How does one describe heart anyway?
"It's always about winning and losing,'' Noah said. "But I'm really proud of the character of this team.''
As anybody who loves sports should be. The Bulls responded to lead the Heat at halftime by outscoring them 49-25 after their horrendous start. They became the first team in the last 15 playoffs to overcome a deficit of 18 or more points and lead by six or more at the half.
"I knew we would fight back, we wouldn't go away,'' Thibodeau said.
They didn't because Carlos Boozer showed no amnesty on whoever guarded him, giving the Bulls the performance they had been waiting for with 26 points and 14 rebounds. Boozer attacked the basket, wanted the ball and played with purpose that isn't always obvious. His aggressiveness on offense almost made up for his failing to step up and impede Norris Cole's momentum-changing fourth-quarter dunk. Almost.
They didn't because Robinson took the court like Game 4 never happened, like the guy who missed all 12 shots two nights earlier was traded for the player responsible for carrying the Bulls throughout the playoffs. That player felt it again, scoring 11 in the second quarter when the Bulls stormed back and 21 overall.
They didn't because Jimmy Butler played 48 minutes and matched James when it mattered most. No Bulls player benefited more from the postseason experience than Butler, who scored 19 and limited James to the quietest 23 points a superstar could score.

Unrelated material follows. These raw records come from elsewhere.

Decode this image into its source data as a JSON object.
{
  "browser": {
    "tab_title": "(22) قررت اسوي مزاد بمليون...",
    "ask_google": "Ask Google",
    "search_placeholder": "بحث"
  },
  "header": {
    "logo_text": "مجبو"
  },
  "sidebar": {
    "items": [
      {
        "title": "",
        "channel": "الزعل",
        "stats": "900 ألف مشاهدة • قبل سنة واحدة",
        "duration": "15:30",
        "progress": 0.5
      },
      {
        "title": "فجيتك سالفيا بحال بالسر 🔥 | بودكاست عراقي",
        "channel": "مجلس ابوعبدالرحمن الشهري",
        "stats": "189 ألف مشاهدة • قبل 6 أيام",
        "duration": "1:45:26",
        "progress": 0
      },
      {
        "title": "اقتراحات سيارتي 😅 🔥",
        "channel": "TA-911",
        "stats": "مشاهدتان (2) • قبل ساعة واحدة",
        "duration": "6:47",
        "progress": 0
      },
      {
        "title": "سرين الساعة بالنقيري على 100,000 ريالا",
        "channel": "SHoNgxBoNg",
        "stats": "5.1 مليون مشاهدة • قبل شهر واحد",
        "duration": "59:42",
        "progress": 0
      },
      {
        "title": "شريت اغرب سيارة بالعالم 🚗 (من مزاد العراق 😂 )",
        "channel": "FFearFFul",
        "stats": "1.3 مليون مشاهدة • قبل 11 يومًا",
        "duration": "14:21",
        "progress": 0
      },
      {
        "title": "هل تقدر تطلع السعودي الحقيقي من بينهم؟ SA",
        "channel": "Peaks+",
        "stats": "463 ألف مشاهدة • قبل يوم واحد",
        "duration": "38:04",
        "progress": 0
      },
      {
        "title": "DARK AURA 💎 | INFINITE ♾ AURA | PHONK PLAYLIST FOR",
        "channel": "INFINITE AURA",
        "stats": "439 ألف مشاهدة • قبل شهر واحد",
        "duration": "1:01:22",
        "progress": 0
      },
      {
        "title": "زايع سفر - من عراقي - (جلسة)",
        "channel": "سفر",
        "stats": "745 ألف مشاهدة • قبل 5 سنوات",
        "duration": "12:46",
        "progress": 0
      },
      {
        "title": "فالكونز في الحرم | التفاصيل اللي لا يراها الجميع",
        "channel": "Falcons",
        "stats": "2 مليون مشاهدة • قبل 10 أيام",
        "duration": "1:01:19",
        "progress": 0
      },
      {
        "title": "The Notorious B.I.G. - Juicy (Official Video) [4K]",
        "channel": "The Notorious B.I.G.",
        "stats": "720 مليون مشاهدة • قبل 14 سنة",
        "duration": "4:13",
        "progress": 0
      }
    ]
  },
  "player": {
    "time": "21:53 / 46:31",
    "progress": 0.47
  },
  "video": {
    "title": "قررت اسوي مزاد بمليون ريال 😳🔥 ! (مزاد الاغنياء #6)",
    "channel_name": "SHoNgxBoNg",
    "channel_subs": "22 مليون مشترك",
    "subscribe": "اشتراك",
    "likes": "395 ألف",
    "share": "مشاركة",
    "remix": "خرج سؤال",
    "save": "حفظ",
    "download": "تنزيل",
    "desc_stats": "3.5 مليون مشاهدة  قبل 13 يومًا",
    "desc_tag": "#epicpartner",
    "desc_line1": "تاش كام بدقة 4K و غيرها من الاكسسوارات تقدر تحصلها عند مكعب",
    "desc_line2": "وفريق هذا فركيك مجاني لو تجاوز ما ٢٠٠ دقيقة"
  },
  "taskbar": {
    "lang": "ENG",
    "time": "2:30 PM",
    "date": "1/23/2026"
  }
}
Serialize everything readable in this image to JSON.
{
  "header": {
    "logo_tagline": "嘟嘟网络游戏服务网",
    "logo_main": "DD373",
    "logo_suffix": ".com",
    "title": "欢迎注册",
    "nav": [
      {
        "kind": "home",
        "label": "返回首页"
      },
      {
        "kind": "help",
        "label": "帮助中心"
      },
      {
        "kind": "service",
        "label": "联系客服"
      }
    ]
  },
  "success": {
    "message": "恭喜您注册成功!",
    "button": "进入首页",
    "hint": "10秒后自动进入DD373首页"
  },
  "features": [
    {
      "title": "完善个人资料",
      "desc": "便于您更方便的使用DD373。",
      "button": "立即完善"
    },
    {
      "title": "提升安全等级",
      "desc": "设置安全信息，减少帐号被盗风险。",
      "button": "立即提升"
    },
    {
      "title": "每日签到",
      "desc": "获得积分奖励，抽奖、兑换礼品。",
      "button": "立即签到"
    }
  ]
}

"This,'' James said, "was one of the toughest close-out games I've had.''
They did it without typical production from Noah, who managed a meager three points in what must be his least favorite NBA arena. They did it with Rip Hamilton playing well enough for the second straight game to question if Thibodeau's stubbornness prevented him from using Hamilton, buried in the doghouse, earlier in the series. Hamilton came off the bench for 15 points in 35 minutes, his entry coinciding with the Bulls' climb out of a deep hole.
The score got so out of hand so quickly that the Heat stopped playing the Bulls and started preparing mentally for the winner of the Pacers-Knicks series. Once their lead grew to 18, the Heat started treating Game 5 like a two-hour public scrimmage.
Meanwhile, the Bulls remembered it was an elimination game.
"Play the Chicago Bulls and you wouldn't expect any other finish,'' Heat coach Erik Spoelstra said.
True to form, the Bulls never considered losing a game nobody else expected them to win. Before tipoff, Thibodeau cut off a reporter who asked whether Derrick Rose would spend the summer in Los Angeles rehabilitating his knee.
"We're not even thinking about that right now,'' Thibodeau snapped.
Then the Bulls went out and proved it against a team nobody likely will beat.
They did it by giving all they had when they had nothing left. In pro sports, all that matters are wins and losses. But in losing a game and a series, the Bulls won immeasurable respect.